Capture-only adopters who do not mount the surface get the same data via:

mix threadline.health.coverage
mix threadline.health.coverage --json
mix threadline.health.coverage --schema=NAME

The Mix task is a viewer (always exits 0). The CI gate is the existing mix threadline.verify_coverage task, which now also accepts --schema=NAME.

Policy redaction drift

The operator surface also ships a read-only redaction drift viewer at /audit/policy/redaction. It reconciles your configured config :threadline, :trigger_capture policy against the deployed trigger SQL that PostgreSQL is actually running.

What it shows

The page groups tables into three operator-safe states:

  • Drift detected — configured redaction does not match deployed trigger SQL. Rerun mix threadline.gen.triggers and apply the migration.
  • Could not introspect — Threadline could not safely parse the deployed trigger SQL. Treat this as unresolved drift; rerun mix threadline.gen.triggers and do not assume capture is aligned.
  • Config matches deployed — configured redaction matches deployed trigger redaction.
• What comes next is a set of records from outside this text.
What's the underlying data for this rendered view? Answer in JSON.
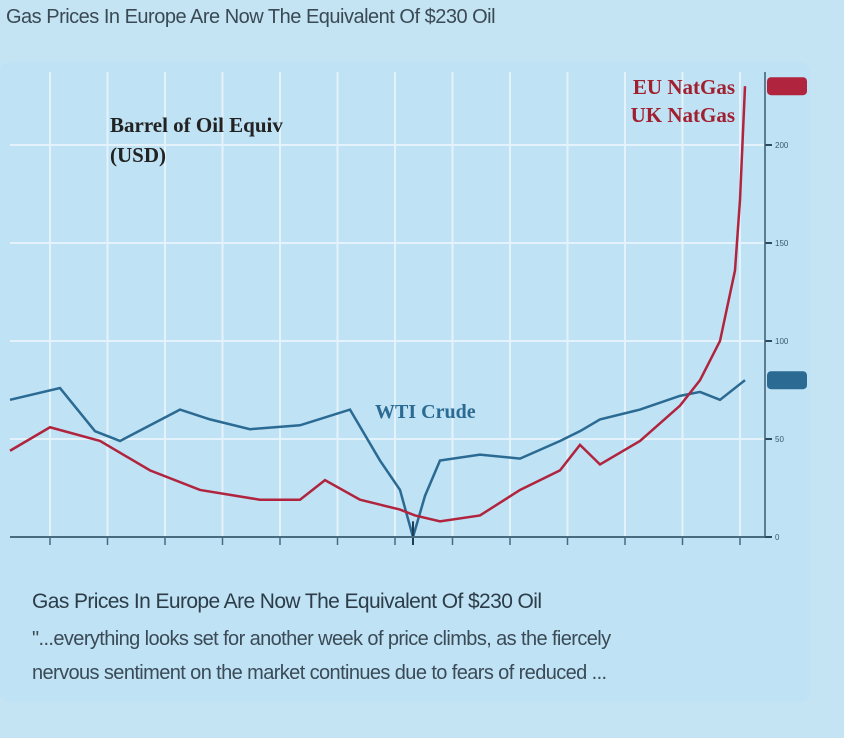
{
  "header": {
    "title": "Gas Prices In Europe Are Now The Equivalent Of $230 Oil"
  },
  "card": {
    "title": "Gas Prices In Europe Are Now The Equivalent Of $230 Oil",
    "excerpt_line1": "\"...everything looks set for another week of price climbs, as the fiercely",
    "excerpt_line2": "nervous sentiment on the market continues due to fears of reduced ..."
  },
  "chart_data": {
    "type": "line",
    "title": "Barrel of Oil Equiv",
    "subtitle": "(USD)",
    "ylim": [
      0,
      240
    ],
    "yticks": [
      0,
      50,
      100,
      150,
      200
    ],
    "grid": true,
    "legend": [
      "EU NatGas",
      "UK NatGas"
    ],
    "annotations": [
      "WTI Crude"
    ],
    "colors": {
      "wti": "#2b6a93",
      "natgas": "#b0243e"
    },
    "series": [
      {
        "name": "WTI Crude",
        "x": [
          0,
          50,
          85,
          110,
          170,
          200,
          240,
          290,
          340,
          370,
          390,
          403,
          415,
          430,
          470,
          510,
          550,
          570,
          590,
          630,
          670,
          690,
          710,
          735
        ],
        "values": [
          70,
          76,
          54,
          49,
          65,
          60,
          55,
          57,
          65,
          39,
          24,
          0,
          21,
          39,
          42,
          40,
          49,
          54,
          60,
          65,
          72,
          74,
          70,
          80
        ]
      },
      {
        "name": "EU NatGas / UK NatGas",
        "x": [
          0,
          40,
          90,
          140,
          190,
          250,
          290,
          315,
          350,
          390,
          405,
          430,
          470,
          510,
          550,
          570,
          590,
          630,
          670,
          690,
          710,
          725,
          730,
          735
        ],
        "values": [
          44,
          56,
          49,
          34,
          24,
          19,
          19,
          29,
          19,
          14,
          11,
          8,
          11,
          24,
          34,
          47,
          37,
          49,
          67,
          80,
          100,
          136,
          172,
          230
        ]
      }
    ]
  }
}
Tables are shown alphabetically within each section. Expanding a row shows the exact configured and deployed exclude, mask, and mask placeholder facts for that table.

No sample values

This surface never renders captured sample values. It only shows column names and placeholder metadata, so operators can confirm policy shape without exposing redacted payloads in the UI.

Mix-task parity

Capture-only adopters can inspect the same facts without Phoenix:

mix threadline.policy.show
mix threadline.policy.show --json

Default output prints one summary line, one aligned TABLE / STATUS / CONFIG / DEPLOYED / HINT table, then extra detail blocks only for Drift detected and Could not introspect. --json exposes the same top-level states as stable machine values:

  • drift_detected
  • could_not_introspect
  • config_matches_deployed

Telemetry

[:threadline, :health, :checked] fires on every successful poll with measurements %{covered, uncovered, expected_uncovered}. The expected_uncovered measurement is additive (Phase 66) — old subscribers reading only covered/uncovered keep working unchanged.

[:threadline, :health, :checked, :error] fires on poll failure with metadata %{error: message}; alert on this for sustained drift.